Wapres Filipina Sara Duterte Umumkan Maju Nyapres di Pilpres 2028
Wakil Presiden Filipina, Sara Duterte, secara resmi mengumumkan pada Rabu (18/2/2026) waktu setempat bahwa dirinya akan mencalonkan diri sebagai kandidat presiden dalam pemilu presiden yang dijadwalkan digelar pada tahun 2028 mendatang. Pengumuman ini disampaikan di Manila, menandai babak baru dalam dinamika politik negara tersebut.
Perseteruan Sengit dengan Presiden Marcos Jr
Sara Duterte, yang terlibat dalam perseteruan sengit dengan Presiden Ferdinand Marcos Jr, sebelumnya sempat dimakzulkan dari jabatan wakil presiden pada tahun lalu. Namun, Mahkamah Agung Filipina kemudian membatalkan pemakzulan tersebut karena adanya masalah prosedural dalam prosesnya.
Dalam pidato singkatnya, Sara dengan tegas menyerang rekam jejak Marcos Jr yang telah menjabat sejak tahun 2022. "Saya menawarkan hidup saya, kekuatan saya, dan masa depan saya untuk melayani negara kita," ujarnya. Ia juga menegaskan, "Saya Sara Duterte. Saya akan mencalonkan diri sebagai Presiden Filipina."
Tuduhan Korupsi dan Janji yang Gagal
Sebagai putri mantan Presiden Rodrigo Duterte, Sara menuduh Marcos Jr telah melakukan praktik korupsi dan gagal menepati janji-janji yang disampaikan selama kampanye pilpres 2022. Aliansi singkat antara keduanya sebelumnya membawa kemenangan telak, namun perseteruan mulai memanas beberapa pekan setelahnya.
"Dalam beberapa bulan pertama masa jabatan kami, saya sudah melihat kurangnya ketulusan Bongbong Marcos Jr terkait janji-janji yang disampaikannya selama kampanye, serta sumpah setianya kepada negara," sebut Sara, menggunakan nama panggilan Marcos Jr. Perseteruan antara klan Duterte dan Marcos ini meledak menjadi perang publik sepanjang tahun 2025.

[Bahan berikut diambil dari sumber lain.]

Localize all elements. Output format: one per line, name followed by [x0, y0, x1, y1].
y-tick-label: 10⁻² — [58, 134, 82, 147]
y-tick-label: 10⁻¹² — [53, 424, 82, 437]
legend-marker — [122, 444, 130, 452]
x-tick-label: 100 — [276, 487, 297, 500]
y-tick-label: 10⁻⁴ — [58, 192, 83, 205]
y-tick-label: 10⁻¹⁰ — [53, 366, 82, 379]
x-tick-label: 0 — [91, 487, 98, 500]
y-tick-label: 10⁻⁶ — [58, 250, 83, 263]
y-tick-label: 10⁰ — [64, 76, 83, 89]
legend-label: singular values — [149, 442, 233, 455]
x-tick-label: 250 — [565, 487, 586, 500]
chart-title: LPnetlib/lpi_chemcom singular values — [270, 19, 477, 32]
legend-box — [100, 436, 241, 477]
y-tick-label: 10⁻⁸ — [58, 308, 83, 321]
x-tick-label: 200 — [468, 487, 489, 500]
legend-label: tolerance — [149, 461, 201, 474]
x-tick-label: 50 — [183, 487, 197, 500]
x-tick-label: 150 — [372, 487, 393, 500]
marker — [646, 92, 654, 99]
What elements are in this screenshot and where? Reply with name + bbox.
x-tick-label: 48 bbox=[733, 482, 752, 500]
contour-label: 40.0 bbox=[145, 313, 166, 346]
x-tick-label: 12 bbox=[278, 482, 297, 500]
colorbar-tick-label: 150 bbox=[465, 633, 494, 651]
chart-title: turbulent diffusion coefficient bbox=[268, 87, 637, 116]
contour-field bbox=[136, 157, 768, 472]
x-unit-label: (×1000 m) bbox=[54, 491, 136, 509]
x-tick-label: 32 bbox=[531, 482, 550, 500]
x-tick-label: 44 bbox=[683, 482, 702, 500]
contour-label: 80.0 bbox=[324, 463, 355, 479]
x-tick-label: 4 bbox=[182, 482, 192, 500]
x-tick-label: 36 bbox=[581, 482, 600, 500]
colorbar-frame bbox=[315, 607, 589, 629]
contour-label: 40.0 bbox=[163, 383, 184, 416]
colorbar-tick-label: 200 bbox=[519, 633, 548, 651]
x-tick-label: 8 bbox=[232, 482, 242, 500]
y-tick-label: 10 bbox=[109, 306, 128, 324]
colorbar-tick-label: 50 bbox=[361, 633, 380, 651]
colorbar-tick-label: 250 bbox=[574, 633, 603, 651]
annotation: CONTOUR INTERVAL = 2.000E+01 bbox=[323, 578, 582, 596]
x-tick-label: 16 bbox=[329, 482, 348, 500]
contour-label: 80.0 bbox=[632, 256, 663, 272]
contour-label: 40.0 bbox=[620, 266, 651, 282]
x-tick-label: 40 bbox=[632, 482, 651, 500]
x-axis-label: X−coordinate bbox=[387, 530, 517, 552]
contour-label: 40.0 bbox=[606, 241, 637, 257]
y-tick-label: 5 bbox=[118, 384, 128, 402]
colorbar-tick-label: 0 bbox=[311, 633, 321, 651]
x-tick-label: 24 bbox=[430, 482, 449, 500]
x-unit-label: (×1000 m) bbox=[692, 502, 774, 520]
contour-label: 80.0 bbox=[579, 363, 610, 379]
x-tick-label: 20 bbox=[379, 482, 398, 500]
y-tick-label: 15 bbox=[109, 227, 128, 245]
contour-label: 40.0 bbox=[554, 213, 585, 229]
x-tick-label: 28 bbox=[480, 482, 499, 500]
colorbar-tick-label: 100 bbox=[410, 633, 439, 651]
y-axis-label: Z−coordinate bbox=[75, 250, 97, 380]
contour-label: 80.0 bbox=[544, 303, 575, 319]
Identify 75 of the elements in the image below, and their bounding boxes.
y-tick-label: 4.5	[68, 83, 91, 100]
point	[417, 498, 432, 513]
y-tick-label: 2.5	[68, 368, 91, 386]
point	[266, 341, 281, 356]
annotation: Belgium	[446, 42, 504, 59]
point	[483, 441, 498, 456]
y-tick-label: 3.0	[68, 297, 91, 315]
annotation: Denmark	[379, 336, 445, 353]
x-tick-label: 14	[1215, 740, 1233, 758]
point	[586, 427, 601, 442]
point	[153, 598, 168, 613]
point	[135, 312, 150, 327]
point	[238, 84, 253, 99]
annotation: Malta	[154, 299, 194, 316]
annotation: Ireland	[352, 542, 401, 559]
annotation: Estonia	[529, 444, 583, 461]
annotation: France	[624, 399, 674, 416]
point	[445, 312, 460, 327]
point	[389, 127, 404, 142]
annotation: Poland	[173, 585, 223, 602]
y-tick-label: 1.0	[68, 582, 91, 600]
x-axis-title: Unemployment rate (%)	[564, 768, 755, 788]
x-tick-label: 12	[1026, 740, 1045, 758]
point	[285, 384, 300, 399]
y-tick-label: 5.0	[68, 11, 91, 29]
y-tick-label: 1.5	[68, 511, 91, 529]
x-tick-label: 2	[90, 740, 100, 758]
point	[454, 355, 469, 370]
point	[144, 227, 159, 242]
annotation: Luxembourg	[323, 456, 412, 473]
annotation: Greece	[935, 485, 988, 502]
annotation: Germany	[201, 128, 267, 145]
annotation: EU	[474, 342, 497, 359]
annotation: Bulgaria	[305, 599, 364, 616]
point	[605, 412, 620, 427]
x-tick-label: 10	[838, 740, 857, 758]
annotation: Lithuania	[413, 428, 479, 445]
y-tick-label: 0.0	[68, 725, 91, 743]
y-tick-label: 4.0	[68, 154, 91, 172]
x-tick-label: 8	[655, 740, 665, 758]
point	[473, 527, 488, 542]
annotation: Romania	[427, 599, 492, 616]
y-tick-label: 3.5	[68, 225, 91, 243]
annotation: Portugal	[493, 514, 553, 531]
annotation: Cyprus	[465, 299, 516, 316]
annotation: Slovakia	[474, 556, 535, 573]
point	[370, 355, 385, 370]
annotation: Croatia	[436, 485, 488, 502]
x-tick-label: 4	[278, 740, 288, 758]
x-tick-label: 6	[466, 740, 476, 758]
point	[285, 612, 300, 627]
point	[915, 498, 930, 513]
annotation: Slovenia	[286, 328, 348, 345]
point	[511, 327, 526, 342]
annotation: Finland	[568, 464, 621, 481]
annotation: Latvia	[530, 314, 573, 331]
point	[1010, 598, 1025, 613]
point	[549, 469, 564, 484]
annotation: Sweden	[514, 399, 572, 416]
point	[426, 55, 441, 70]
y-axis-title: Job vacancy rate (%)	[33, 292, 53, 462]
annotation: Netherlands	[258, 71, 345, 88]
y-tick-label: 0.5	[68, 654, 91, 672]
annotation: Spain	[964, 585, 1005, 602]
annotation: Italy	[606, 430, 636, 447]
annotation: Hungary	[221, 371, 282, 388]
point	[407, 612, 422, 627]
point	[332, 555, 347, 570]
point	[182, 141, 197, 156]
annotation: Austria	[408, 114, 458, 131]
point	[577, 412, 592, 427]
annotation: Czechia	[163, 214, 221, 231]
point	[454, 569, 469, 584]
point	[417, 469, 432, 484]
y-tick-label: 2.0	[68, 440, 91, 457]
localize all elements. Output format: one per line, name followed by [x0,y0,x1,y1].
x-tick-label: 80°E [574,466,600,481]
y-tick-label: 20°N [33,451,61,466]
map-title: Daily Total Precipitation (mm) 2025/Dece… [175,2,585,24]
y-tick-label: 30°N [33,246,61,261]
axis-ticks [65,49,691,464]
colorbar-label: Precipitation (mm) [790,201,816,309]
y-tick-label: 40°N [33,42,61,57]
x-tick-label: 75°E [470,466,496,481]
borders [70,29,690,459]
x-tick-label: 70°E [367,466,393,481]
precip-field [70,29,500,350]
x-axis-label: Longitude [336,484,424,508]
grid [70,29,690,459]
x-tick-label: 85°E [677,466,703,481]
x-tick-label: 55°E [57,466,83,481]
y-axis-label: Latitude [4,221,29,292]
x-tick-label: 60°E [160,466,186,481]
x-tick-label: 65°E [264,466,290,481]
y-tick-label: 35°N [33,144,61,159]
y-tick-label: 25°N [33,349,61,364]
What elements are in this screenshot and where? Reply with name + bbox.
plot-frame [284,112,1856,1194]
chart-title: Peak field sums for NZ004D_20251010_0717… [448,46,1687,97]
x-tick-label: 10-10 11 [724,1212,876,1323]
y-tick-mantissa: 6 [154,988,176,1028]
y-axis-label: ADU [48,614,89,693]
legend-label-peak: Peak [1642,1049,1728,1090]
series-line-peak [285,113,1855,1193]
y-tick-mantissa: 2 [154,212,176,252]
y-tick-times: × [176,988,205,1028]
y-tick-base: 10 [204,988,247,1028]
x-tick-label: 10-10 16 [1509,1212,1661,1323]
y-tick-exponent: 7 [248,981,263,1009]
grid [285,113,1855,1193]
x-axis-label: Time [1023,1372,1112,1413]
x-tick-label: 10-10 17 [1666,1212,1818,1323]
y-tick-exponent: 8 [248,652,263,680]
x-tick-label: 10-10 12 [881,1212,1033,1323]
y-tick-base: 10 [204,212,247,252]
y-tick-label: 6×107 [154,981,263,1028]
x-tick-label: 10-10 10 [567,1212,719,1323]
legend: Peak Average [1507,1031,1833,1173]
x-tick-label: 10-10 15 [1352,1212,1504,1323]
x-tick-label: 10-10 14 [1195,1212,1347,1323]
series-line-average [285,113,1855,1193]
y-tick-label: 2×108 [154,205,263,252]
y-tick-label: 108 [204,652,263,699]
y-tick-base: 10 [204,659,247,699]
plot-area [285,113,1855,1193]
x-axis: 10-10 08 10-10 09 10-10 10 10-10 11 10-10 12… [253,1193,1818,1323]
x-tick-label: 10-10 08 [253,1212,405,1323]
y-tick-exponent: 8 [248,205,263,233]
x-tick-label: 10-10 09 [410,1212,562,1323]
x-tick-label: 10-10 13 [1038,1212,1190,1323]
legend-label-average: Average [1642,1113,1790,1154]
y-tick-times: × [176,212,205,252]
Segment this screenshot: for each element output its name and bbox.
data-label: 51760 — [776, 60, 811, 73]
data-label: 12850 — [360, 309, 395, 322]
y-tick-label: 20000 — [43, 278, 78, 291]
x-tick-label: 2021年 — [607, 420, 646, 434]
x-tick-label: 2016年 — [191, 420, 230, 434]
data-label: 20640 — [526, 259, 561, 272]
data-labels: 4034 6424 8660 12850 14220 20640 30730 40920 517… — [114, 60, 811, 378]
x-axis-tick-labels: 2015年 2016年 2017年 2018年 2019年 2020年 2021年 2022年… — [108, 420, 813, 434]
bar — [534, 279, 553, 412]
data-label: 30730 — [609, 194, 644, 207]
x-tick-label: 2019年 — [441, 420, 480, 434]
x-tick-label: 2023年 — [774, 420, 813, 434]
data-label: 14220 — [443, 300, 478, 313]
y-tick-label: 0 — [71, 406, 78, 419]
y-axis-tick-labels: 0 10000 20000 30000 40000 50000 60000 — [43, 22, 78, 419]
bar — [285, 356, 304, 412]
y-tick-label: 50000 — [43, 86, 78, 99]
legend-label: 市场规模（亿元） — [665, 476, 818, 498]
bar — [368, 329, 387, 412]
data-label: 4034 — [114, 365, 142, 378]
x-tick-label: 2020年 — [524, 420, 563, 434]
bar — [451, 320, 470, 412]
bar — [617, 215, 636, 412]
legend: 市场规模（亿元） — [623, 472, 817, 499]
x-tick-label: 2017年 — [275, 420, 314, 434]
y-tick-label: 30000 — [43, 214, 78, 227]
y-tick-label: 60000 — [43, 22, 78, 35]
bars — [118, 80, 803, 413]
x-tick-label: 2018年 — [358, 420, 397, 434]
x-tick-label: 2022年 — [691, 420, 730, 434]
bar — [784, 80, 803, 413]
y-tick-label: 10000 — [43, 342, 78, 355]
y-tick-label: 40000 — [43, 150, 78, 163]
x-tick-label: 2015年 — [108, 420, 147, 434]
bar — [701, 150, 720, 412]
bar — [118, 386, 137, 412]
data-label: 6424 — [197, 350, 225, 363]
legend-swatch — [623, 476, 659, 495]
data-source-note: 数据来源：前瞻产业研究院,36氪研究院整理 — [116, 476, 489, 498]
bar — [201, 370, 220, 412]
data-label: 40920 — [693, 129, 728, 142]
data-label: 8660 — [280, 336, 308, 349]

Latar Belakang Sidang ICC dan Upaya Pemakzulan
Pengumuman pencalonan ini disampaikan hanya beberapa hari sebelum ayahnya, Rodrigo Duterte, mulai menjalani sidang praperadilan di Mahkamah Pidana Internasional (ICC) di Den Haag, Belanda. Sidang ini terkait tuduhan kejahatan kemanusiaan yang diduga dilakukan selama penindakan brutal terhadap narkoba di Filipina.
Sidang dengan agenda konfirmasi dakwaan tersebut akan berlangsung selama empat hari, dan akan menentukan apakah ada bukti yang cukup untuk melanjutkan kasus ini ke persidangan utama. Di sisi lain, Sara kembali menghadapi upaya pemakzulan dalam beberapa pekan terakhir.
Anggota-anggota rohaniwan Filipina mengajukan gugatan pemakzulan terhadapnya pada 9 Februari lalu, yang merupakan salah satu dari tiga gugatan dalam hitungan hari. Berdasarkan Konstitusi Filipina, gugatan pemakzulan oleh publik akan memicu persidangan di Senat.
Jika Senat memutuskan bersalah, Sara dapat dilarang berpolitik dan dikesampingkan dari potensi pencalonan untuk pilpres 2028 mendatang. Situasi ini menambah kompleksitas dalam perjalanan politiknya menuju kursi kepresidenan.